Der Aufruf zum „positiven Denken“ ist allgegenwärtig. Egal ob in den Supermärkten, Kleidungsgeschäften oder auf Social Media Plattformen wie Instagram wird man mit Sprüchen wie „good vibes only“, „positivity is a choice“ oder „focus on the good“ konfrontiert. Wichtig ist dabei aber, Negatives nicht einfach schön zu reden. Sinnvoller ist es, darauf aufmerksam zu machen, um etwas zu verändern. Die Grundlage der Demokratie sind doch die mündigen Bürger, die für sich selbst einstehen, Missstände ansprechen, sodass diese beseitigt werden können.
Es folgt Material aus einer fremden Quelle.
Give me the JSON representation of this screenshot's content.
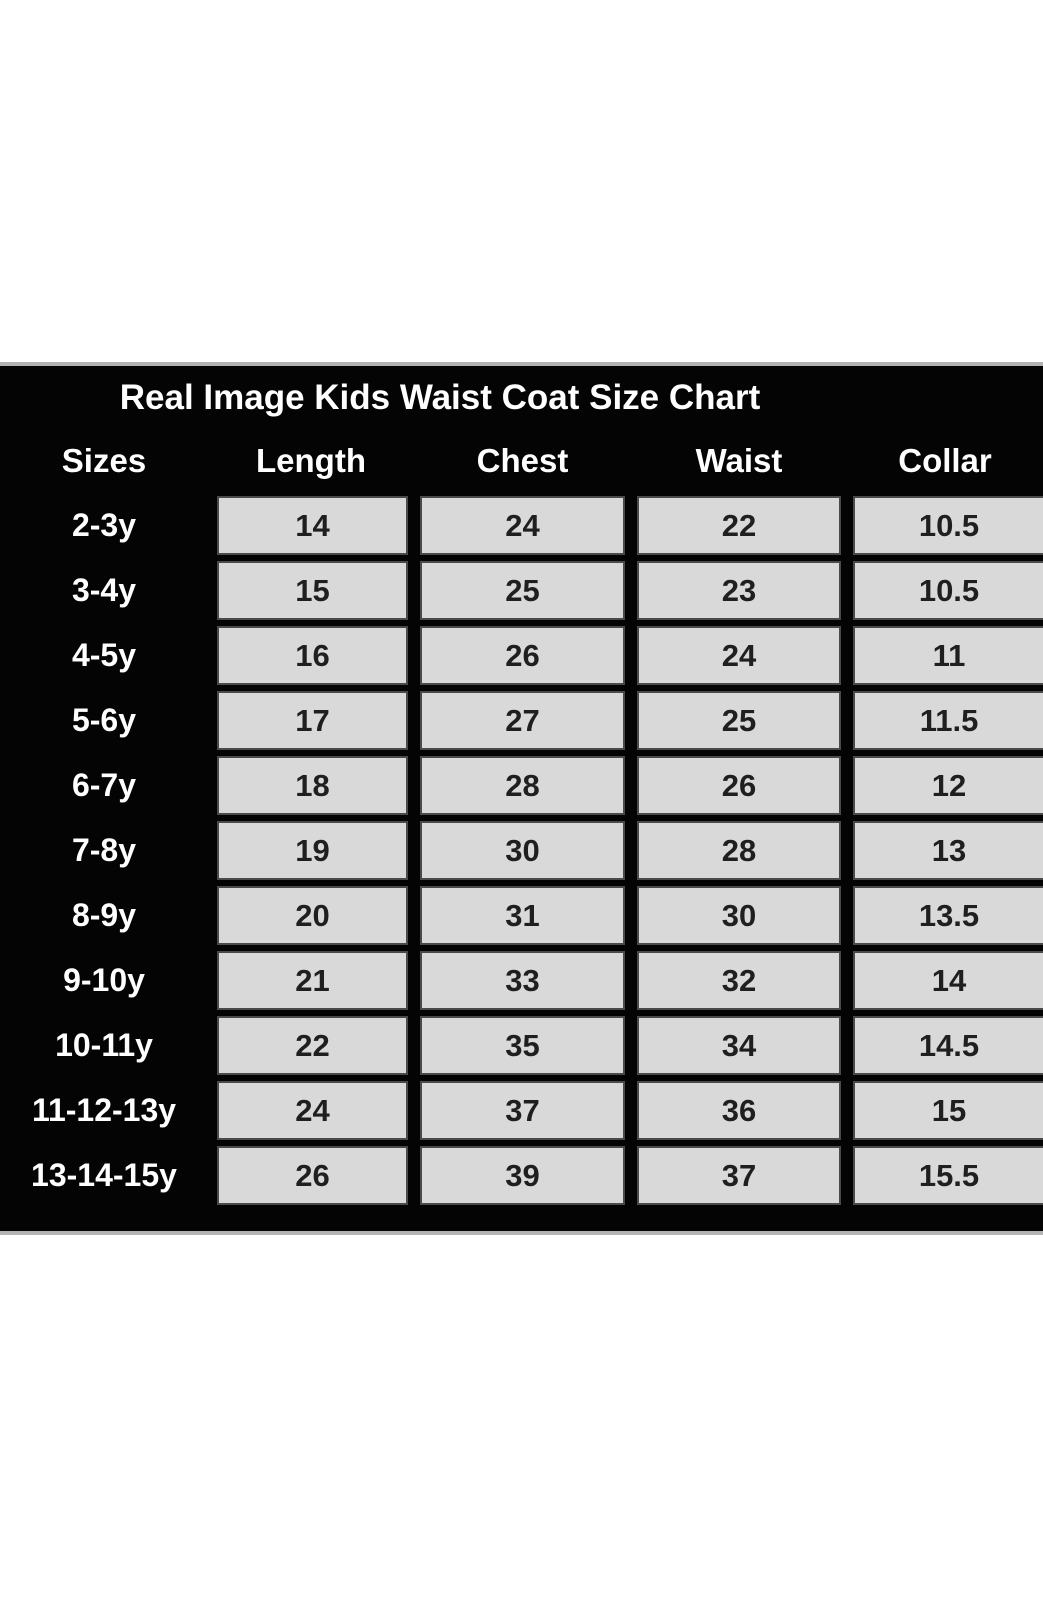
{
  "title": "Real Image Kids Waist Coat Size Chart",
  "colors": {
    "panel_background": "#040404",
    "panel_edge_line": "#b3b3b3",
    "header_text": "#ffffff",
    "cell_background": "#d9d9d9",
    "cell_border": "#4a4a4a",
    "cell_text": "#1f1f1f",
    "page_background": "#ffffff"
  },
  "chart_data": {
    "type": "table",
    "title": "Real Image Kids Waist Coat Size Chart",
    "columns": [
      "Sizes",
      "Length",
      "Chest",
      "Waist",
      "Collar"
    ],
    "rows": [
      {
        "size": "2-3y",
        "values": [
          "14",
          "24",
          "22",
          "10.5"
        ]
      },
      {
        "size": "3-4y",
        "values": [
          "15",
          "25",
          "23",
          "10.5"
        ]
      },
      {
        "size": "4-5y",
        "values": [
          "16",
          "26",
          "24",
          "11"
        ]
      },
      {
        "size": "5-6y",
        "values": [
          "17",
          "27",
          "25",
          "11.5"
        ]
      },
      {
        "size": "6-7y",
        "values": [
          "18",
          "28",
          "26",
          "12"
        ]
      },
      {
        "size": "7-8y",
        "values": [
          "19",
          "30",
          "28",
          "13"
        ]
      },
      {
        "size": "8-9y",
        "values": [
          "20",
          "31",
          "30",
          "13.5"
        ]
      },
      {
        "size": "9-10y",
        "values": [
          "21",
          "33",
          "32",
          "14"
        ]
      },
      {
        "size": "10-11y",
        "values": [
          "22",
          "35",
          "34",
          "14.5"
        ]
      },
      {
        "size": "11-12-13y",
        "values": [
          "24",
          "37",
          "36",
          "15"
        ]
      },
      {
        "size": "13-14-15y",
        "values": [
          "26",
          "39",
          "37",
          "15.5"
        ]
      }
    ]
  }
}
Schreibers Buch ist also kein Aufruf dazu, sich vom Positiven abzuwenden und ausschließlich schlecht gelaunt durchs Leben zu gehen. Es zeigt vielmehr, dass der ausschließliche Fokus auf das Schöne zu einer Verdrängung der negativen Erfahrungen führt. Das Individuum unterdrückt seine Sorgen und wird damit alleine gelassen. Dies hat zum Einen enorme Auswirkungen auf die Psyche des Einzelnen und zum Anderen bleiben Probleme, die nicht angesprochen werden, weiterhin bestehen. „Denn die Welt wurde nicht von den Glücklichen verändert, sondern von den Unzufriedenen“, stellt Schreiber überzeugend fest.
Die Autorin spricht in „Ich möchte lieber nicht“ zudem über die Entstehung der positiven Psychologie von Martin Seeligmann und ihre Folgen. Zudem gibt sie immer wieder private Einblicke. Ihr Schreibstil ist dabei leicht verständlich, witzig und wirklich gut recherchiert. Vor allem ist das Buch aber eines: Ehrlich.
Es zeigt, dass es in Ordnung ist, nicht zu funktionieren und eben nicht perfekt zu sein. Die Fassade des fröhlichen und starken Menschen muss nicht immer aufrecht erhalten werden und jeder Mensch kann und sollte seine Stimme nutzen, um auf Fehler hinzuweisen. Doch wo wir schon beim Thema sind, den Fokus nicht nur auf das Positive zu lenken… Schreiber neigt an manchen Stellen zu Verallgemeinerungen und könnte bestimmte Situationen von verschiedenen Standpunkten aus umfangreicher beleuchten. Dennoch ist dieses Buch eine Empfehlung für alle, denen Aussagen wie „sei doch mal ein bisschen positiver“ oder „man kann alles schaffen, wenn man es auch will“ ein bisschen auf die Nerven gehen.